Configuring Spark Applications to Write and View Logs

This section guides you through configuring your Spark Application CRs to write logs in the event directory and view the Spark Application details in Spark web UI.

Configuring Spark Applications to Write Logs

Perform the following steps to configure the Spark Application CR to write logs to PVC:
  1. Configure the volumes options under spec section of SparkApplication as follows:
    volumes:
      -name: <some-name> 
      persistentVolumeClaim:
        claimName:<same-volume-name-as-in-history-server>

    For example:

    volumes:
      -name: data
      persistentVolumeClaim:
        claimName: spark-pvc
    

    You must ensure the claimName is the same name as ExistingClaimName in values.yaml file of the Helm chart.

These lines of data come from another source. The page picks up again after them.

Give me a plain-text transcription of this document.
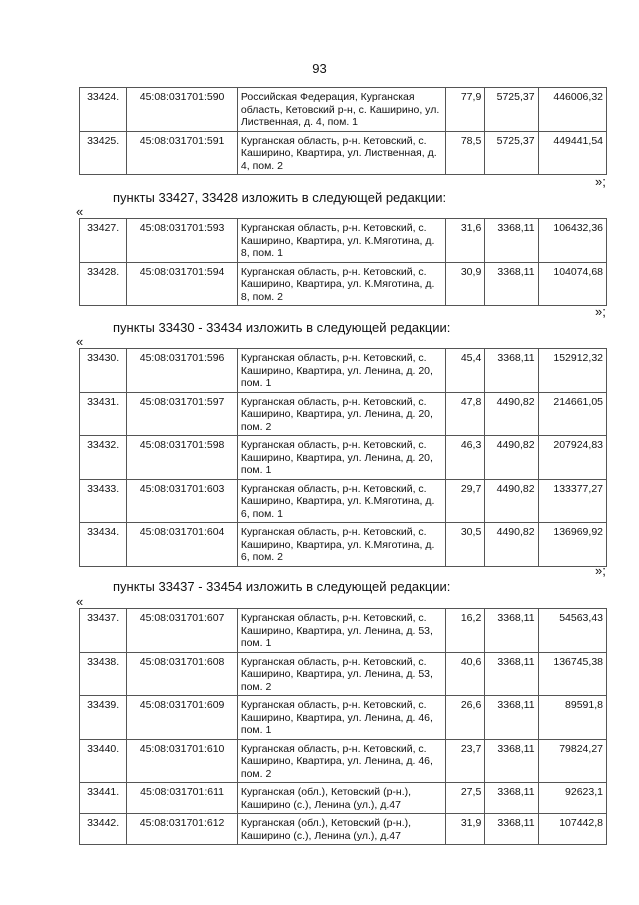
93
33424.	45:08:031701:590	Российская Федерация, Курганская область, Кетовский р-н, с. Каширино, ул. Лиственная, д. 4, пом. 1	77,9	5725,37	446006,32
33425.	45:08:031701:591	Курганская область, р-н. Кетовский, с. Каширино, Квартира, ул. Лиственная, д. 4, пом. 2	78,5	5725,37	449441,54
»;
пункты 33427, 33428 изложить в следующей редакции:
«
33427.	45:08:031701:593	Курганская область, р-н. Кетовский, с. Каширино, Квартира, ул. К.Мяготина, д. 8, пом. 1	31,6	3368,11	106432,36
33428.	45:08:031701:594	Курганская область, р-н. Кетовский, с. Каширино, Квартира, ул. К.Мяготина, д. 8, пом. 2	30,9	3368,11	104074,68
»;
пункты 33430 - 33434 изложить в следующей редакции:
«
33430.	45:08:031701:596	Курганская область, р-н. Кетовский, с. Каширино, Квартира, ул. Ленина, д. 20, пом. 1	45,4	3368,11	152912,32
33431.	45:08:031701:597	Курганская область, р-н. Кетовский, с. Каширино, Квартира, ул. Ленина, д. 20, пом. 2	47,8	4490,82	214661,05
33432.	45:08:031701:598	Курганская область, р-н. Кетовский, с. Каширино, Квартира, ул. Ленина, д. 20, пом. 1	46,3	4490,82	207924,83
33433.	45:08:031701:603	Курганская область, р-н. Кетовский, с. Каширино, Квартира, ул. К.Мяготина, д. 6, пом. 1	29,7	4490,82	133377,27
33434.	45:08:031701:604	Курганская область, р-н. Кетовский, с. Каширино, Квартира, ул. К.Мяготина, д. 6, пом. 2	30,5	4490,82	136969,92
»;
пункты 33437 - 33454 изложить в следующей редакции:
«
33437.	45:08:031701:607	Курганская область, р-н. Кетовский, с. Каширино, Квартира, ул. Ленина, д. 53, пом. 1	16,2	3368,11	54563,43
33438.	45:08:031701:608	Курганская область, р-н. Кетовский, с. Каширино, Квартира, ул. Ленина, д. 53, пом. 2	40,6	3368,11	136745,38
33439.	45:08:031701:609	Курганская область, р-н. Кетовский, с. Каширино, Квартира, ул. Ленина, д. 46, пом. 1	26,6	3368,11	89591,8
33440.	45:08:031701:610	Курганская область, р-н. Кетовский, с. Каширино, Квартира, ул. Ленина, д. 46, пом. 2	23,7	3368,11	79824,27
33441.	45:08:031701:611	Курганская (обл.), Кетовский (р-н.), Каширино (с.), Ленина (ул.), д.47	27,5	3368,11	92623,1
33442.	45:08:031701:612	Курганская (обл.), Кетовский (р-н.), Каширино (с.), Ленина (ул.), д.47	31,9	3368,11	107442,8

  2. Configure the volumeMounts option under Driver and Executor pods as follows:
    volumeMounts:
      -name:<some-name>
    mountPath: "<same-path-as-event-directory-on-history-server>" 
    
    For example:
    volumeMounts:
      -name: data
      mountPath: "/mnt/hs-logs"
    

    You must ensure the mountPath is the same path as eventsDir path in values.yaml file of the Helm chart.

  3. Configure the sparkconf options of SparkApplication for Spark Event Log Service as follows:
    "spark.eventLog.enabled": "true"
    "spark.eventLog.dir": "<same-path-as-event-directory-on-history-server>" 
    
    For example:
    "spark.eventLog.enabled": "true"
    "spark.eventLog.dir": "file:/mnt/hs-logs"
    
  4. Run the following command to submit the Spark Application:
    kubectl apply -f <path-to-example-spark-application-CRs> 

Viewing Application Details Using Web UI

You can view the application details for Completed, Failed (completed but failed), or Running Spark Applications using the Spark history web UI.

Figure 1. Spark History Server Web UI


Run the export command to get the node IP and node port to navigate to the Spark web UI.
export NODE_PORT=$(kubectl get --namespace {{ .Release.Namespace }} -o jsonpath="{.spec.ports[0].nodePort}" services {{ include "spark-hs-chart.fullname" . }}) 
export NODE_IP=$(kubectl get nodes --namespace {{ .Release.Namespace }} -o jsonpath="{.items[0].status.addresses[0].address}")
echo http://$NODE_IP:$NODE_PORT
Access the Spark History Server web UI using the following URL:
http://<NODE_IP>:<NODE_PORT>

The default node port is 18080.

Monitor the status of all applications using the following URL:
http://<NODE_IP>:<NODE_PORT>/api/v1/applications
View the details of single application using the following URL:
http://<NODE_IP>:<NODE_PORT>/api/v1/applications/<spark-job-id>

See REST API list for Spark History Server.

NOTE There is a limitation related to Spark History Server with Amazon S3. See Spark Limitations.